Latitude Review: Pappy's

Pappys

I’m starting to wonder if Pappy’s will ever be able to get their onstage magic to transfer to the small screen. The second series of Badults seemed to slip by relatively unnoticed on Twitter. I’m not sure whether this is an improvement on the bile directed at the first series, but somehow I can’t see a third series happening.

Yet on the stage in the Literature Tent at 11.30pm on a Friday night their gooning, looning sense of fun and stupidity was well and truly back. There was an end-of-school, pressure-off, demob happy feel to their nonsense. They didn't seem to have a care in the world. It reminded me of Thatcher’s speech in the Commons after she had resigned and she showed a human side for once, remarking “I’m enjoying this.” 

From the moment they scrambled onstage Pappy’s seemed to be liberated by the fact that they weren’t being judged (except by me). They took the piss out of themselves, each other and the audience, threatening at one point to do a two-hour set. Though actually I suspect nobody would have complained if they had.

The material was drawn from their entire career, giving the show something of a valedictory-cum-celebratory feel. I’m not sure how much they had rehearsed, but Tom Parry, always a bit of a show-off and limelight hogger, milked his appearance dressed as Julius Caesar during their old folk band reunion sketch (don’t ask) so much that Ben Clark decided to walk offstage because he had nothing to do.

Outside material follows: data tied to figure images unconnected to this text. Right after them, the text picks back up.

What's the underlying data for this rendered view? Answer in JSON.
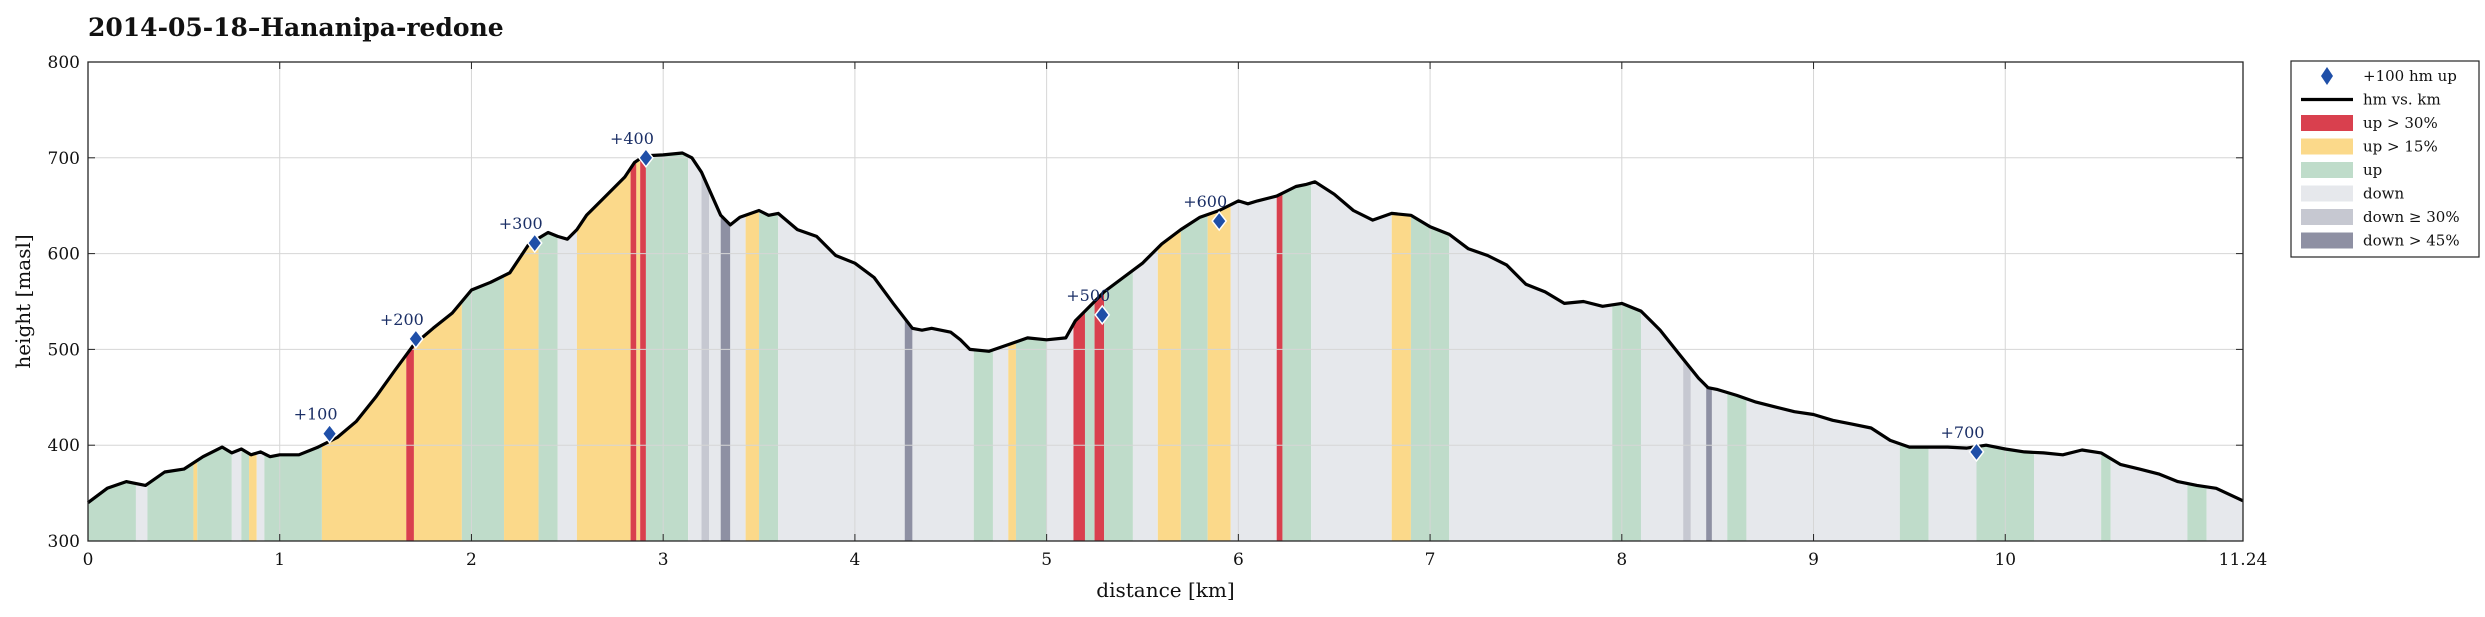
{
  "chart_data": {
    "type": "area",
    "title": "2014-05-18–Hananipa-redone",
    "xlabel": "distance [km]",
    "ylabel": "height [masl]",
    "xlim": [
      0,
      11.24
    ],
    "ylim": [
      300,
      800
    ],
    "grid": true,
    "x_ticks": [
      0,
      1,
      2,
      3,
      4,
      5,
      6,
      7,
      8,
      9,
      10,
      11.24
    ],
    "x_tick_labels": [
      "0",
      "1",
      "2",
      "3",
      "4",
      "5",
      "6",
      "7",
      "8",
      "9",
      "10",
      "11.24"
    ],
    "y_ticks": [
      300,
      400,
      500,
      600,
      700,
      800
    ],
    "y_tick_labels": [
      "300",
      "400",
      "500",
      "600",
      "700",
      "800"
    ],
    "legend_position": "outside-right",
    "legend": [
      {
        "key": "marker",
        "label": "+100 hm up",
        "color": "#1f4fa8"
      },
      {
        "key": "line",
        "label": "hm vs. km",
        "color": "#000000"
      },
      {
        "key": "up30",
        "label": "up > 30%",
        "color": "#d9404e"
      },
      {
        "key": "up15",
        "label": "up > 15%",
        "color": "#fbd98a"
      },
      {
        "key": "up",
        "label": "up",
        "color": "#bfdcca"
      },
      {
        "key": "down",
        "label": "down",
        "color": "#e6e8ec"
      },
      {
        "key": "down30",
        "label": "down ≥ 30%",
        "color": "#c6c8d1"
      },
      {
        "key": "down45",
        "label": "down > 45%",
        "color": "#8e90a3"
      }
    ],
    "series": [
      {
        "name": "hm vs. km",
        "x": [
          0,
          0.1,
          0.2,
          0.3,
          0.4,
          0.5,
          0.6,
          0.7,
          0.75,
          0.8,
          0.85,
          0.9,
          0.95,
          1.0,
          1.1,
          1.2,
          1.3,
          1.4,
          1.5,
          1.6,
          1.7,
          1.8,
          1.9,
          2.0,
          2.1,
          2.2,
          2.3,
          2.4,
          2.45,
          2.5,
          2.55,
          2.6,
          2.7,
          2.8,
          2.85,
          2.9,
          3.0,
          3.1,
          3.15,
          3.2,
          3.3,
          3.35,
          3.4,
          3.5,
          3.55,
          3.6,
          3.7,
          3.8,
          3.9,
          4.0,
          4.1,
          4.2,
          4.3,
          4.35,
          4.4,
          4.5,
          4.55,
          4.6,
          4.7,
          4.8,
          4.9,
          5.0,
          5.1,
          5.15,
          5.2,
          5.3,
          5.4,
          5.5,
          5.6,
          5.7,
          5.8,
          5.9,
          6.0,
          6.05,
          6.1,
          6.2,
          6.3,
          6.35,
          6.4,
          6.5,
          6.6,
          6.7,
          6.8,
          6.9,
          7.0,
          7.1,
          7.2,
          7.3,
          7.4,
          7.5,
          7.6,
          7.7,
          7.8,
          7.9,
          8.0,
          8.1,
          8.2,
          8.3,
          8.4,
          8.45,
          8.5,
          8.6,
          8.7,
          8.8,
          8.9,
          9.0,
          9.1,
          9.2,
          9.3,
          9.4,
          9.5,
          9.6,
          9.7,
          9.8,
          9.9,
          10.0,
          10.1,
          10.2,
          10.3,
          10.4,
          10.5,
          10.6,
          10.7,
          10.8,
          10.9,
          11.0,
          11.1,
          11.24
        ],
        "y": [
          340,
          355,
          362,
          358,
          372,
          375,
          388,
          398,
          392,
          396,
          390,
          393,
          388,
          390,
          390,
          398,
          408,
          425,
          450,
          478,
          505,
          522,
          538,
          562,
          570,
          580,
          610,
          622,
          618,
          615,
          625,
          640,
          660,
          680,
          695,
          702,
          703,
          705,
          700,
          685,
          640,
          630,
          638,
          645,
          640,
          642,
          625,
          618,
          598,
          590,
          575,
          548,
          522,
          520,
          522,
          518,
          510,
          500,
          498,
          505,
          512,
          510,
          512,
          530,
          540,
          560,
          575,
          590,
          610,
          625,
          638,
          645,
          655,
          652,
          655,
          660,
          670,
          672,
          675,
          662,
          645,
          635,
          642,
          640,
          628,
          620,
          605,
          598,
          588,
          568,
          560,
          548,
          550,
          545,
          548,
          540,
          520,
          495,
          470,
          460,
          458,
          452,
          445,
          440,
          435,
          432,
          426,
          422,
          418,
          405,
          398,
          398,
          398,
          397,
          400,
          396,
          393,
          392,
          390,
          395,
          392,
          380,
          375,
          370,
          362,
          358,
          355,
          342
        ]
      }
    ],
    "markers": [
      {
        "label": "+100",
        "x": 1.26,
        "y": 412
      },
      {
        "label": "+200",
        "x": 1.71,
        "y": 511
      },
      {
        "label": "+300",
        "x": 2.33,
        "y": 611
      },
      {
        "label": "+400",
        "x": 2.91,
        "y": 700
      },
      {
        "label": "+500",
        "x": 5.29,
        "y": 536
      },
      {
        "label": "+600",
        "x": 5.9,
        "y": 634
      },
      {
        "label": "+700",
        "x": 9.85,
        "y": 393
      }
    ],
    "segments": [
      {
        "x0": 0.0,
        "x1": 0.25,
        "type": "up"
      },
      {
        "x0": 0.25,
        "x1": 0.31,
        "type": "down"
      },
      {
        "x0": 0.31,
        "x1": 0.55,
        "type": "up"
      },
      {
        "x0": 0.55,
        "x1": 0.57,
        "type": "up15"
      },
      {
        "x0": 0.57,
        "x1": 0.75,
        "type": "up"
      },
      {
        "x0": 0.75,
        "x1": 0.8,
        "type": "down"
      },
      {
        "x0": 0.8,
        "x1": 0.84,
        "type": "up"
      },
      {
        "x0": 0.84,
        "x1": 0.88,
        "type": "up15"
      },
      {
        "x0": 0.88,
        "x1": 0.92,
        "type": "down"
      },
      {
        "x0": 0.92,
        "x1": 1.22,
        "type": "up"
      },
      {
        "x0": 1.22,
        "x1": 1.66,
        "type": "up15"
      },
      {
        "x0": 1.66,
        "x1": 1.7,
        "type": "up30"
      },
      {
        "x0": 1.7,
        "x1": 1.95,
        "type": "up15"
      },
      {
        "x0": 1.95,
        "x1": 2.17,
        "type": "up"
      },
      {
        "x0": 2.17,
        "x1": 2.35,
        "type": "up15"
      },
      {
        "x0": 2.35,
        "x1": 2.45,
        "type": "up"
      },
      {
        "x0": 2.45,
        "x1": 2.55,
        "type": "down"
      },
      {
        "x0": 2.55,
        "x1": 2.83,
        "type": "up15"
      },
      {
        "x0": 2.83,
        "x1": 2.86,
        "type": "up30"
      },
      {
        "x0": 2.86,
        "x1": 2.88,
        "type": "up15"
      },
      {
        "x0": 2.88,
        "x1": 2.91,
        "type": "up30"
      },
      {
        "x0": 2.91,
        "x1": 3.0,
        "type": "up"
      },
      {
        "x0": 3.0,
        "x1": 3.13,
        "type": "up"
      },
      {
        "x0": 3.13,
        "x1": 3.2,
        "type": "down"
      },
      {
        "x0": 3.2,
        "x1": 3.24,
        "type": "down30"
      },
      {
        "x0": 3.24,
        "x1": 3.3,
        "type": "down"
      },
      {
        "x0": 3.3,
        "x1": 3.35,
        "type": "down45"
      },
      {
        "x0": 3.35,
        "x1": 3.43,
        "type": "down"
      },
      {
        "x0": 3.43,
        "x1": 3.5,
        "type": "up15"
      },
      {
        "x0": 3.5,
        "x1": 3.6,
        "type": "up"
      },
      {
        "x0": 3.6,
        "x1": 4.26,
        "type": "down"
      },
      {
        "x0": 4.26,
        "x1": 4.3,
        "type": "down45"
      },
      {
        "x0": 4.3,
        "x1": 4.62,
        "type": "down"
      },
      {
        "x0": 4.62,
        "x1": 4.72,
        "type": "up"
      },
      {
        "x0": 4.72,
        "x1": 4.8,
        "type": "down"
      },
      {
        "x0": 4.8,
        "x1": 4.84,
        "type": "up15"
      },
      {
        "x0": 4.84,
        "x1": 5.0,
        "type": "up"
      },
      {
        "x0": 5.0,
        "x1": 5.14,
        "type": "down"
      },
      {
        "x0": 5.14,
        "x1": 5.2,
        "type": "up30"
      },
      {
        "x0": 5.2,
        "x1": 5.25,
        "type": "up"
      },
      {
        "x0": 5.25,
        "x1": 5.3,
        "type": "up30"
      },
      {
        "x0": 5.3,
        "x1": 5.45,
        "type": "up"
      },
      {
        "x0": 5.45,
        "x1": 5.58,
        "type": "down"
      },
      {
        "x0": 5.58,
        "x1": 5.7,
        "type": "up15"
      },
      {
        "x0": 5.7,
        "x1": 5.84,
        "type": "up"
      },
      {
        "x0": 5.84,
        "x1": 5.96,
        "type": "up15"
      },
      {
        "x0": 5.96,
        "x1": 6.2,
        "type": "down"
      },
      {
        "x0": 6.2,
        "x1": 6.23,
        "type": "up30"
      },
      {
        "x0": 6.23,
        "x1": 6.38,
        "type": "up"
      },
      {
        "x0": 6.38,
        "x1": 6.8,
        "type": "down"
      },
      {
        "x0": 6.8,
        "x1": 6.9,
        "type": "up15"
      },
      {
        "x0": 6.9,
        "x1": 7.1,
        "type": "up"
      },
      {
        "x0": 7.1,
        "x1": 7.95,
        "type": "down"
      },
      {
        "x0": 7.95,
        "x1": 8.1,
        "type": "up"
      },
      {
        "x0": 8.1,
        "x1": 8.32,
        "type": "down"
      },
      {
        "x0": 8.32,
        "x1": 8.36,
        "type": "down30"
      },
      {
        "x0": 8.36,
        "x1": 8.44,
        "type": "down"
      },
      {
        "x0": 8.44,
        "x1": 8.47,
        "type": "down45"
      },
      {
        "x0": 8.47,
        "x1": 8.55,
        "type": "down"
      },
      {
        "x0": 8.55,
        "x1": 8.65,
        "type": "up"
      },
      {
        "x0": 8.65,
        "x1": 9.45,
        "type": "down"
      },
      {
        "x0": 9.45,
        "x1": 9.6,
        "type": "up"
      },
      {
        "x0": 9.6,
        "x1": 9.85,
        "type": "down"
      },
      {
        "x0": 9.85,
        "x1": 10.15,
        "type": "up"
      },
      {
        "x0": 10.15,
        "x1": 10.5,
        "type": "down"
      },
      {
        "x0": 10.5,
        "x1": 10.55,
        "type": "up"
      },
      {
        "x0": 10.55,
        "x1": 10.95,
        "type": "down"
      },
      {
        "x0": 10.95,
        "x1": 11.05,
        "type": "up"
      },
      {
        "x0": 11.05,
        "x1": 11.24,
        "type": "down"
      }
    ],
    "colors": {
      "line": "#000000",
      "marker_fill": "#1f4fa8",
      "grid": "#d6d6d6",
      "marker_label": "#1b2f66"
    }
  }
}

One of their themes is pushing things to the limit, whether it is Parry’s accidental anti-semitism when he kills Crosby’s Vampire-Rabbi (I said don’t ask) or in their note-for-note rendition of Bob Dylan’s Stuck Inside of Mobile with the Memphis Blues Again, underlining how overlong and repetitive the song is. Like a King Midas of Mirth everything they touch onstage turns to laughs. So why oh why couldn't they do it in Badults?

Matthew Crosby, meanwhile, was the moral compass of the trio throughout the gig, keeping things on track when they threatened to veer too wildly off script. Ben Clark did return for his high point from last year’s Foster’s-nominated show, in which he played a cross between a Werewolf and a priest. Clark also excelled in his Up-style birth-to-marriage-to-death montage with a member of the audience. 

Oh, and did I mention that Tom Parry and Crosby (picture © Bruce Dessau) both donned dresses to pay homage to that night’s impromptu music headliner Lily Allen? The show was deliciously daft, gloriously chaotic and the perfect way to round off the night. That single niggle now remains, however. How the hell are they ever going to crack being this good on television?